Since canning has been on my brain lately, I decided to make and can a batch of split pea soup, a particular favorite of Older Daughter.
I started with two pounds of split peas and four quarts water, which is as much as my Crockpot will hold. If it held more, I'd have made more.
Older Daughter is something of a purist when it comes to split pea soup. She doesn't care for any other veggies in it, such as onions (which make her gag) or carrots. So, I just added some spices -- onion powder (which doesn't make her gag, go figure), garlic powder, cumin, salt, and pepper.
The recipe called for ham, but we didn't have any. We did have some bacon though, so I cut that up...
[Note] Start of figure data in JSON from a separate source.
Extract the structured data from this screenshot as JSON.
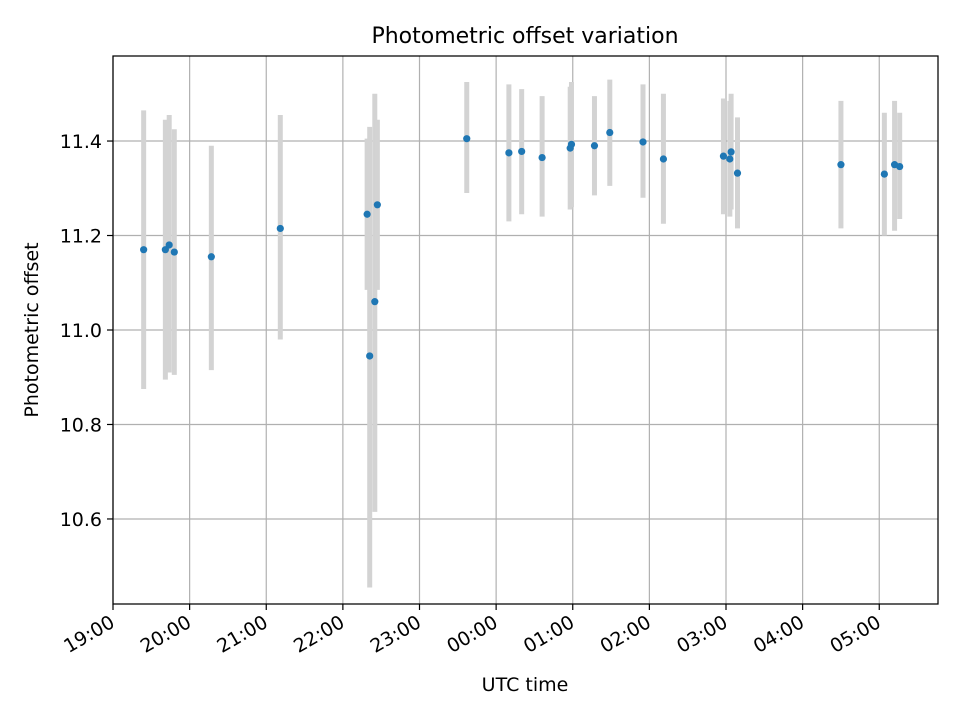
{
  "chart_data": {
    "type": "scatter",
    "title": "Photometric offset variation",
    "xlabel": "UTC time",
    "ylabel": "Photometric offset",
    "grid": true,
    "legend": "none",
    "x_unit": "UTC",
    "xlim": [
      "19:00",
      "05:46"
    ],
    "ylim": [
      10.42,
      11.58
    ],
    "x_ticks": [
      "19:00",
      "20:00",
      "21:00",
      "22:00",
      "23:00",
      "00:00",
      "01:00",
      "02:00",
      "03:00",
      "04:00",
      "05:00"
    ],
    "y_ticks": [
      "10.6",
      "10.8",
      "11.0",
      "11.2",
      "11.4"
    ],
    "colors": {
      "point": "#1f77b4",
      "errorbar": "#d3d3d3",
      "grid": "#b0b0b0"
    },
    "points": [
      {
        "x": "19:24",
        "y": 11.17,
        "ylow": 10.875,
        "yhigh": 11.465
      },
      {
        "x": "19:41",
        "y": 11.17,
        "ylow": 10.895,
        "yhigh": 11.445
      },
      {
        "x": "19:44",
        "y": 11.18,
        "ylow": 10.91,
        "yhigh": 11.455
      },
      {
        "x": "19:48",
        "y": 11.165,
        "ylow": 10.905,
        "yhigh": 11.425
      },
      {
        "x": "20:17",
        "y": 11.155,
        "ylow": 10.915,
        "yhigh": 11.39
      },
      {
        "x": "21:11",
        "y": 11.215,
        "ylow": 10.98,
        "yhigh": 11.455
      },
      {
        "x": "22:19",
        "y": 11.245,
        "ylow": 11.085,
        "yhigh": 11.405
      },
      {
        "x": "22:21",
        "y": 10.945,
        "ylow": 10.455,
        "yhigh": 11.43
      },
      {
        "x": "22:25",
        "y": 11.06,
        "ylow": 10.615,
        "yhigh": 11.5
      },
      {
        "x": "22:27",
        "y": 11.265,
        "ylow": 11.085,
        "yhigh": 11.445
      },
      {
        "x": "23:37",
        "y": 11.405,
        "ylow": 11.29,
        "yhigh": 11.525
      },
      {
        "x": "00:10",
        "y": 11.375,
        "ylow": 11.23,
        "yhigh": 11.52
      },
      {
        "x": "00:20",
        "y": 11.378,
        "ylow": 11.245,
        "yhigh": 11.51
      },
      {
        "x": "00:36",
        "y": 11.365,
        "ylow": 11.24,
        "yhigh": 11.495
      },
      {
        "x": "00:58",
        "y": 11.385,
        "ylow": 11.255,
        "yhigh": 11.515
      },
      {
        "x": "00:59",
        "y": 11.393,
        "ylow": 11.26,
        "yhigh": 11.525
      },
      {
        "x": "01:17",
        "y": 11.39,
        "ylow": 11.285,
        "yhigh": 11.495
      },
      {
        "x": "01:29",
        "y": 11.418,
        "ylow": 11.305,
        "yhigh": 11.53
      },
      {
        "x": "01:55",
        "y": 11.398,
        "ylow": 11.28,
        "yhigh": 11.52
      },
      {
        "x": "02:11",
        "y": 11.362,
        "ylow": 11.225,
        "yhigh": 11.5
      },
      {
        "x": "02:58",
        "y": 11.368,
        "ylow": 11.245,
        "yhigh": 11.49
      },
      {
        "x": "03:03",
        "y": 11.362,
        "ylow": 11.24,
        "yhigh": 11.485
      },
      {
        "x": "03:04",
        "y": 11.377,
        "ylow": 11.255,
        "yhigh": 11.5
      },
      {
        "x": "03:09",
        "y": 11.332,
        "ylow": 11.215,
        "yhigh": 11.45
      },
      {
        "x": "04:30",
        "y": 11.35,
        "ylow": 11.215,
        "yhigh": 11.485
      },
      {
        "x": "05:04",
        "y": 11.33,
        "ylow": 11.2,
        "yhigh": 11.46
      },
      {
        "x": "05:12",
        "y": 11.35,
        "ylow": 11.21,
        "yhigh": 11.485
      },
      {
        "x": "05:16",
        "y": 11.346,
        "ylow": 11.235,
        "yhigh": 11.46
      }
    ]
  }
}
...and added that to the soup. It doesn't stay crispy, but it tastes good.
I let the soup simmer all day and we had some for dinner, then I put the crockpot in the refrigerator overnight because it was too late to can it.
The next day I re-heated the soup to boiling.
Meanwhile I washed some jars. I wasn't quite certain how many I'd need, so I washed sixteen, which turned out to be way too many.
Filling the jars.
I like to leave about an inch of headroom in each jar.
I ended up with nine pints.
Scalding my Tattler lids and gaskets.
By the way, a note on rings: discard them when they get too rusty. I just threw out the ring on the right. When a ring gets rusty like this, for some reason it doesn't do as well keeping the lids in place while canning.
A pressure canner needs about two or three inches of water in it to create steam. Never can in a dry canner -- you'll ruin it.
I got all nine pints on one layer.
Once the lid is on, I heat the canner until the water inside is boiling and begins to produce steam. The canner must vent for about ten minutes -- and this means the steam is screaming out for ten minutes. (Bad photo, sorry.)
After that I flip the petcock closed and let the pressure start to build. It takes my canner about 15 minutes to build to twelve pounds of pressure, which is the pressure I need for our elevation. I need to keep a close eye on the gauge during this time so I don't overshoot and build the pressure too high.
Only when it reaches this pressure do I start timing the processing time. Because the soup has meat in it, and because it's in pint jars, it needs to be canned for 75 minutes. And here, in my humble opinion, is the secret to successful pressure canning: kitchen timers. I keep one set for the full processing time (left), and one I keep clipped to my collar to beep in five-minute intervals, to remind me to check the pressure.
After the soup was processed, I pulled them out of the canner and put them on a towel to cool. I let them cool overnight before removing the rings to make sure they sealed.
The "morning after" aftermath of an evening spent canning -- canning stuff all over.
The building of a nice pantry-ful of home-canned goodies is by doing this kind of thing once a week or so -- adding a few more jars here and there.